Allerdings kam es gestern Morgen auch auf der S 75 zu Ausfällen, zwischen Wartenberg und Warschauer Straße fuhren die Bahnen nur alle 20 Minuten, erst im Laufe des Vormittags konnte auch hier ein Zehn-Minuten-Takt erreicht werden. Auf der S 5 fuhren die Verstärkerzüge zwischen Hoppegarten und Charlottenburg nur bis Warschauer Straße. Auch bei der S 47 gab es Probleme. Nachdem die Linie am Sonntag aber nur zwischen Schöneweide und Spindlersfeld eingesetzt werden konnte, verkehrte sie gestern wieder bis Südkreuz.
Die Störungen an Türen und dem Antriebssystem seien ein »typisches Winterthema«, sagte ein S-Bahnsprecher. So etwas habe es bei Frost immer gegeben. Doch anders als früher stünden derzeit wegen der zusätzlichen Sicherheitsüberprüfungen keine Reservezüge mehr zur Verfügung, um solche Ausfälle auszugleichen. Die Werkstätten kommen mit der Reparatur nicht nach, obwohl die Mitarbeiter unter Hochdruck arbeiten. Züge mit defekten Türen rangiert die S-Bahn deshalb nicht gleich aus, sofern sie der Fahrer noch verschließen kann. Auch bei defekten Heizungen behilft sie sich mit entsprechenden Hinweisen, »damit der Fahrgast eventuell in einen wärmeren Wagen wechseln kann«, wie es hieß. Hatte die S-Bahn in der vergangenen Woche noch 429 Viertelzüge im Einsatz, waren es gestern nur etwa zwischen 360 bis 380. Für einen normalen Betrieb wären 550 notwendig.
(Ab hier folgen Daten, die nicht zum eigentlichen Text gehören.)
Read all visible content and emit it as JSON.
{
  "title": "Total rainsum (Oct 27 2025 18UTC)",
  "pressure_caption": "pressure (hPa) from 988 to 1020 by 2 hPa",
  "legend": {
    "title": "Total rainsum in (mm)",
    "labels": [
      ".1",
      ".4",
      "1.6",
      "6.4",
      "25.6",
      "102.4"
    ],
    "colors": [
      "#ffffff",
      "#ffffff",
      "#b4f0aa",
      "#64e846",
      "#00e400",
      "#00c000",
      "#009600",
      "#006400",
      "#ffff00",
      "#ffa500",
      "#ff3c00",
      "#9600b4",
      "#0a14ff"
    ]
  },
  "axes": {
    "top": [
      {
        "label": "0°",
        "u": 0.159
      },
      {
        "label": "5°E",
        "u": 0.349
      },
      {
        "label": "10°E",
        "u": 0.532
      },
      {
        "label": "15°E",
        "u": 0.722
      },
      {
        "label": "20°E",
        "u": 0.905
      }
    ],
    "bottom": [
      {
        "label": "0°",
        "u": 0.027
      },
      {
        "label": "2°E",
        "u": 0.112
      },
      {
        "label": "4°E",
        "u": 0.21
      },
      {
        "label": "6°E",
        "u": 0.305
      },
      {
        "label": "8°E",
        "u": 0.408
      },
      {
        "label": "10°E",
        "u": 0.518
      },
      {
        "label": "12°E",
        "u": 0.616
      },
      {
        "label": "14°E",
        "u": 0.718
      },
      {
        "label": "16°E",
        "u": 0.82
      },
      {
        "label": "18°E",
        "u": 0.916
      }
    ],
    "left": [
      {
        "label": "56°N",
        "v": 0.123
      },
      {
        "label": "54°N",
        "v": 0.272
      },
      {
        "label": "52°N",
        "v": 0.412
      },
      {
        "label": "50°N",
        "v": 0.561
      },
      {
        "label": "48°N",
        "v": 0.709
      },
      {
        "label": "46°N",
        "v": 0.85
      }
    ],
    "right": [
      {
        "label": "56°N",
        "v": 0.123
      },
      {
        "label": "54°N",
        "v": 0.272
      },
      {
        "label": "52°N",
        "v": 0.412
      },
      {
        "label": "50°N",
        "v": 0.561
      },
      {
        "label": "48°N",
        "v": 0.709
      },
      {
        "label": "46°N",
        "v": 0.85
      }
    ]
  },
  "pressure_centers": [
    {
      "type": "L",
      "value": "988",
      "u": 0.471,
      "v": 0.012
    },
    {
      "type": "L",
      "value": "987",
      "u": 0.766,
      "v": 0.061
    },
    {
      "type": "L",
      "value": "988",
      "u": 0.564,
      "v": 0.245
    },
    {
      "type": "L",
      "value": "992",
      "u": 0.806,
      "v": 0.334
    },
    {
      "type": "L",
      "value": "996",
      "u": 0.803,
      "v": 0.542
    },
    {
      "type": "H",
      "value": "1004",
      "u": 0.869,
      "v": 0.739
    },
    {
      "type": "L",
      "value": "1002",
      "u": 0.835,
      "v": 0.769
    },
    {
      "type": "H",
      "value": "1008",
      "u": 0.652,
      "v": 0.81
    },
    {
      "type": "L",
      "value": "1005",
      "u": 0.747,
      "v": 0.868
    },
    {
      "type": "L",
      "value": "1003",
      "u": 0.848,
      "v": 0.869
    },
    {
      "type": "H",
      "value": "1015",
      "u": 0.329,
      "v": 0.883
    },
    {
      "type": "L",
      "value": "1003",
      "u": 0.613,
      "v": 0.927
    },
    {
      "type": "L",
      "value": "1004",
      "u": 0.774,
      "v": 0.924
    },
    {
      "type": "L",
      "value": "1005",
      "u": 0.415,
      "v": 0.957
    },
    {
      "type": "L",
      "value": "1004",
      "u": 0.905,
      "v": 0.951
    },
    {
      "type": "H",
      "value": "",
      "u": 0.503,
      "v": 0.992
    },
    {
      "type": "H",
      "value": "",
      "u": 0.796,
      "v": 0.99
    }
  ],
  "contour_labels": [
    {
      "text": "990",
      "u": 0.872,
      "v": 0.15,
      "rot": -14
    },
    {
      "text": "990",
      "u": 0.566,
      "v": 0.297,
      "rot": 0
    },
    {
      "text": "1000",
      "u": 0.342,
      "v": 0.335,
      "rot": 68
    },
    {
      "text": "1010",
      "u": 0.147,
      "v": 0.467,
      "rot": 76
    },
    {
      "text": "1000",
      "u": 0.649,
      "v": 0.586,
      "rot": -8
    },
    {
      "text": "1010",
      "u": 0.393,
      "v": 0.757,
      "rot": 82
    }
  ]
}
Probleme mit den Weichen, die noch im vergangenen Winter für Chaos gesorgt hatten, gebe es derzeit nicht, betont das Unternehmen. Und hofft ansonsten auf das Wetter: »Wenn die Temperaturen nach oben gehen, werden wir ein bisschen leistungsfähiger«.
Das hängt vor allem auch davon ab, ob das Eisenbahn-Bundesamt (EBA) die Prüfintervalle für die S-Bahn-Baureihe 481 noch einmal verkürzt. Eine Entscheidung wurde bereits für gestern erwartet, lag aber bei Redaktionsschluss dieser Seite noch nicht vor. Messfahrten hatten ergeben, dass die Radscheiben dieser Fahrzeuge weniger fest sind, als vom Hersteller angegeben. Sollten die Fristen verkürzt werden, müssten weitere S-Bahn-Wagen aus dem Verkehr gezogen werden. Nur eine Formalität scheint dagegen die Verlängerung der Betriebserlaubnis für die S-Bahn durch das EBA zu sein. Die derzeitige gilt nur noch bis 31. Dezember.
»Das befürchtete Winterchaos bei der S-Bahn ist eingetreten«, kommentierte der CDU-Verkehrsexperte Oliver Friederici die Situation und stellte die Frage, mit welchen Entschädigungen die S-Bahn-Fahrgäste diesmal rechnen könnten. Finanzsenator Ulrich Nußbaum (parteilos) brachte indes frühere Überlegungen wieder ins Gespräch, wonach das Land Berlin die S-Bahn kaufen und mit den BVG zusammenlegen sollte. Die Bahn hat diese Kaufofferte des Senats bisher zurückgewiesen.